Since no single layout works for all queries, we also store reshaped data in multiple sorted formats—trading a bit more storage for much faster access. One OEM, for example, was able to go from calculating a key attribute on just 1,000 VINs per week to over 400,000 VINs per day using this approach.
Data Deduplication
Vehicle data often arrives with duplicates—thanks to retries, noise in the pipeline, or overlapping exports. There are two ways to handle this.
One option is to ignore duplicates during analysis—fine when they’re rare. But you can’t know that without first checking, and counting duplicates is nearly as expensive as removing them.
The better option—and the one we use—is to deduplicate data during ingestion. Once the data is reshaped, this becomes a tractable problem, and the payoff is worth it: a cleaner, more reliable pipeline.
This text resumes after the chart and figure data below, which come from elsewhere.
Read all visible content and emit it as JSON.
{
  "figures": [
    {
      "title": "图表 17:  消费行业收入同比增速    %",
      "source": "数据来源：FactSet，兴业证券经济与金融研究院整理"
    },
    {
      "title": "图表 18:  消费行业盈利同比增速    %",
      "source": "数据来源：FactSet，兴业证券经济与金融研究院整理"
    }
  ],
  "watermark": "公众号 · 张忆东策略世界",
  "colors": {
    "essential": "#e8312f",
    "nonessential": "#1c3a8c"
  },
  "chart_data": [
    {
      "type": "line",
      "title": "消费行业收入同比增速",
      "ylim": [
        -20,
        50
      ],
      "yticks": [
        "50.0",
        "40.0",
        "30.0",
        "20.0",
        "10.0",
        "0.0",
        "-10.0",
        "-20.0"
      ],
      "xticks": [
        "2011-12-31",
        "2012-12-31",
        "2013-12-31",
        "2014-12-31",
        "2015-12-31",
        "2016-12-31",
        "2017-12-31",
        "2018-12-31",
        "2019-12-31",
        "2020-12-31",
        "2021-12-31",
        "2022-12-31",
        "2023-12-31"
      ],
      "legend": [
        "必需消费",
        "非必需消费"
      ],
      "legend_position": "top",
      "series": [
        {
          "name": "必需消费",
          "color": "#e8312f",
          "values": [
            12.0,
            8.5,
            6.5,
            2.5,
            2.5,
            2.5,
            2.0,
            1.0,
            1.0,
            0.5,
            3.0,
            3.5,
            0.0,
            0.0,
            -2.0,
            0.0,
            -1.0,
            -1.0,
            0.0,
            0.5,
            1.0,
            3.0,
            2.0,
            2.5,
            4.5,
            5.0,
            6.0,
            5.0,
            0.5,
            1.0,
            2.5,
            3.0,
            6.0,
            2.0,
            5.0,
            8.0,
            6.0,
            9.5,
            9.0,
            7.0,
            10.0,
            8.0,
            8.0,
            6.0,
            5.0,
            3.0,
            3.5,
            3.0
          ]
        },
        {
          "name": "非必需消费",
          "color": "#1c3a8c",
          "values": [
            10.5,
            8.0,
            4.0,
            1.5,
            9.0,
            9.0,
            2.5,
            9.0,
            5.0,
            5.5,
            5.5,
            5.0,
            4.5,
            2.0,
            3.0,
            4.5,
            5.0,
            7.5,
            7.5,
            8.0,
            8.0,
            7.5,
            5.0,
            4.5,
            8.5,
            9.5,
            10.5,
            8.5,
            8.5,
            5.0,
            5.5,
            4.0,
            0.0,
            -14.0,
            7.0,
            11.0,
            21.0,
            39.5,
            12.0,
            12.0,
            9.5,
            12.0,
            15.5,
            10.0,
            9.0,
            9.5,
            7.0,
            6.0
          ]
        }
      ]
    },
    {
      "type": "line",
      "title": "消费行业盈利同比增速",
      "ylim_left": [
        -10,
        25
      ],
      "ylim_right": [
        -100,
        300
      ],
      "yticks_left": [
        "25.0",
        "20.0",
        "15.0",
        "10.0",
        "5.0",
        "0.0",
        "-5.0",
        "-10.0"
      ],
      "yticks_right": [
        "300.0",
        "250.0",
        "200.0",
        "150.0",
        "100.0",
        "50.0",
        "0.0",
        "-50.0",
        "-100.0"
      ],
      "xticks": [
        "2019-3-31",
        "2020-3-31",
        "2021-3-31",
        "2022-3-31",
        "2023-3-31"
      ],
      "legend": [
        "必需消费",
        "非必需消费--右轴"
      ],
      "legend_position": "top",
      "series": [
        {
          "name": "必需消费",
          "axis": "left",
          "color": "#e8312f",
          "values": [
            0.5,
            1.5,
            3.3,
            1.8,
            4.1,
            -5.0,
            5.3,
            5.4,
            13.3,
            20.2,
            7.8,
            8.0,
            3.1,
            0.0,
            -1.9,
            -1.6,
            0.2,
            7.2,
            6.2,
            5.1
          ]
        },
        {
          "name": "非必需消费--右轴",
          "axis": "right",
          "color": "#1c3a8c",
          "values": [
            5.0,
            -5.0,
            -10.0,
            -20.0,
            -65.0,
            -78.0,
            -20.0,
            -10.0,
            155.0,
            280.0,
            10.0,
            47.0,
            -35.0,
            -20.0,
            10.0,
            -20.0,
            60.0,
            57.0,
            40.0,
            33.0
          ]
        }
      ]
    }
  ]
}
An added bonus of our ingestion logic is a substantial increase in user-friendliness. For example, when we are receiving data exports from customers and not pulling it from telematics systems, customers can be quite lenient with what they upload. Following the “upload a bit too much just in case” mentality is perfectly fine when data deduplication is in place.
Data Enrichment
The final major transformation step is enrichment—merging in external data or deriving features that are critical for analysis. Technically, this could happen later, but doing it at ingestion time saves time, compute, and unnecessary data duplication.
For example, we might extract keywords from technician repair notes or cluster customer complaint symptoms using NLP. On the telematics side, we augment DTCs with “freeze frame” features like odometer and engine hours at the moment of the fault—critical context for downstream queries and our AI algorithms to detect, diagnose, and remediate systematic issues.
These enrichments could happen at runtime, but doing them once during ingestion often speeds up queries by 10x or more—especially since joins on these datasets are time-consuming because we are normally dealing with billions of data points.
Wrapping Up
Data ingestion isn’t just a preprocessing step—it’s the backbone of any scalable, cost-effective analytics pipeline. It sets the stage for every query, insight, and product decision that follows.
Building an ingestion pipeline takes time. It requires deep familiarity with the source data, the destination model, and the types of queries you plan to run.
But if your goal is rapid iteration, real-time insight, and engineering efficiency, shaping the data at the point of entry is not optional—it’s essential.